Découvrir la Stratégie nationale biodiversité 2030

Pourquoi une Stratégie nationale biodiversité (SNB) ?

Annoncée le lundi 27 novembre 2023, la SNB 2030 est une réponse collective pour faire face à l’urgence écologique et lutter conte l’érosion de la biodiversité en France. À l’origine de la SNB, se trouve la Convention sur la diversité biologique (CDB), signée au Sommet de la Terre en 1992, première convention mondiale ratifiée par 193 pays dont la France, qui reconnaît la conservation de la biodiversité comme une « préoccupation commune à l’humanité ». La 15ᵉ réunion de la Conférence des Parties (COP15) à Montréal en 2022 est l’occasion de renforcer le cadre mondial afin de « faire cesser et d’inverser » la perte de la biodiversité.

La communauté scientifique internationale alerte depuis de nombreuses années sur le déclin de la biodiversité évoquant une sixième extinction de masse. Cette érosion de la biodiversité se caractérise par un rythme dramatiquement élevé par rapport au rythme naturel d’extinction des espèces et des causes essentiellement anthropiques, c’est à dire liées aux activités humaines. Des engagements forts ont également été pris par le France en lien avec l’Union européen pour :

  • restaurer 30 % des écosystèmes terrestres et maritimes dégradés d’ici à 2030 :
  • protéger 30 % du territoire national, terrestre et marin, dont 10% en protection forte ;
  • réduire de moitié l’établissement des espèces exotiques envahissantes ;
  • stopper l’extinction des espèces due aux activités anthropiques d’ici 2050.

Avec plus de 200 000 espèces recensées sur le territoire national, soit 10 % des espèces connues de la planète, la France a une responsabilité dans la protection de ce patrimoine naturel exceptionnel.

Le rythme de disparition est 100 à 1000 fois supérieur au taux naturel d’extinction

Territorialiser les objectifs de la SNB en Hauts-de-France pour l’État

La territorialisation de la SNB est lancée en 2024 sur l’ensemble des régions françaises et se traduit, dans un premier temps, par la construction d’une feuille de route par et pour les services déconcentrés et opérateurs de l’État en faveur de la biodiversité.

Les administrations régionales d’État (DREAL, DDT-M, Agences de l’eau, CEREMA, DRAAF, DIRM, DRAJES, ONF, OFB, ADEME, SGAR, ARS, DIR Nord, Conservatoire du Littoral, VNF, GPMD), après avoir identifié les actions et priorités de la feuille de route, en assurent le pilotage et le suivi.

Cette étape essentielle contribue à l’atteinte des objectifs nationaux en fixant des trajectoires locales prenant en compte les spécificités du territoire.
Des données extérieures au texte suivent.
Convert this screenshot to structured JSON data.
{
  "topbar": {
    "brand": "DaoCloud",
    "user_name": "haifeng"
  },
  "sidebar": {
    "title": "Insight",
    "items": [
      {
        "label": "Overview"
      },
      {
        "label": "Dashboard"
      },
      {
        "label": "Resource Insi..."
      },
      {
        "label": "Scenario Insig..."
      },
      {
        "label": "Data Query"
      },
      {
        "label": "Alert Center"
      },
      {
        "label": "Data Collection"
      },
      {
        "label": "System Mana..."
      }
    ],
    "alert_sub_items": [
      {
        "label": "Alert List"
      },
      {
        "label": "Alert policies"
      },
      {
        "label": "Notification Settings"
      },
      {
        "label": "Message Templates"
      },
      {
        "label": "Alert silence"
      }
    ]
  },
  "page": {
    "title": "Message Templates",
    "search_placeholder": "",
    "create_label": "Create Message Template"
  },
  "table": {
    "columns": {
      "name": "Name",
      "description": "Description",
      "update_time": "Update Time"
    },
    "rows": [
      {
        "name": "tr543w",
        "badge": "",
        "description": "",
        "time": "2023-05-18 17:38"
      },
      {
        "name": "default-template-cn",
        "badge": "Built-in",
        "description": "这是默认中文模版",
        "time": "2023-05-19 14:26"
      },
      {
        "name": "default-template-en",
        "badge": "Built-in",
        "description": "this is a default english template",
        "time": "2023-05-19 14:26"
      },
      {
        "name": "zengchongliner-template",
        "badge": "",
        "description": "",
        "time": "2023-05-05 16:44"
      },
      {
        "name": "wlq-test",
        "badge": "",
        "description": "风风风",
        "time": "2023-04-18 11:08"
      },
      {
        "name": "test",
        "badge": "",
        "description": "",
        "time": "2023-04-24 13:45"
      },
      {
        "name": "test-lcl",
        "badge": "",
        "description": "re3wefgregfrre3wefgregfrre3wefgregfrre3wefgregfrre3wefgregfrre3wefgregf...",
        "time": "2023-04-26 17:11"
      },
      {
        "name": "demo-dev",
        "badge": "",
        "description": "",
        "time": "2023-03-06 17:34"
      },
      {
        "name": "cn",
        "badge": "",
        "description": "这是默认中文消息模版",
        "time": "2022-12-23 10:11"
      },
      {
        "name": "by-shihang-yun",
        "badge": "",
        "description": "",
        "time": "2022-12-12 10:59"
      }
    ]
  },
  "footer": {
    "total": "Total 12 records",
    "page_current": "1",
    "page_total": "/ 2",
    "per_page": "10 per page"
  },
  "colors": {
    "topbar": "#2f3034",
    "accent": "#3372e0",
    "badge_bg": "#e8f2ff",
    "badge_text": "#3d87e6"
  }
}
La territorialisation permet la mise en cohérence des politiques publiques à l’échelle régionale et une mobilisation de l’ensemble des acteurs locaux contribuant à leur mise en œuvre.

L’atteinte des objectifs fixés pour les Hauts-de-France, ne saurait se concrétiser sans le maillage d’acteurs locaux et le travail de terrain réalisé par les bénévoles et professionnels. Les collectivités territoriales et EPCI, l’Agence régionale de la biodiversité, les associations, organismes socio-professionnels ou économiques, acteurs de la connaissance et de la recherche ou de l’aménagement du territoire et de l’urbanisme, intégrant des missions en faveur de la biodiversité, sont des acteurs indispensables et participent sur le territoire à la préservation ou restauration de la biodiversité.

La feuille de route de l’État en faveur de la biodiversité dans les Hauts-de-France s’articule autour de quatre axes :

1. Réduire les pressions qui s’exercent sur la biodiversité
2. Préserver et restaurer la biodiversité partout où c’est possible
3. Mobiliser les acteurs 
4. Garantir les moyens d’atteindre ces ambitions et la transversalité des politiques publiques

Pour chaque axe, correspondent des mesures, elles-mêmes composées de plusieurs actions rigoureusement détaillées dans la feuille de route.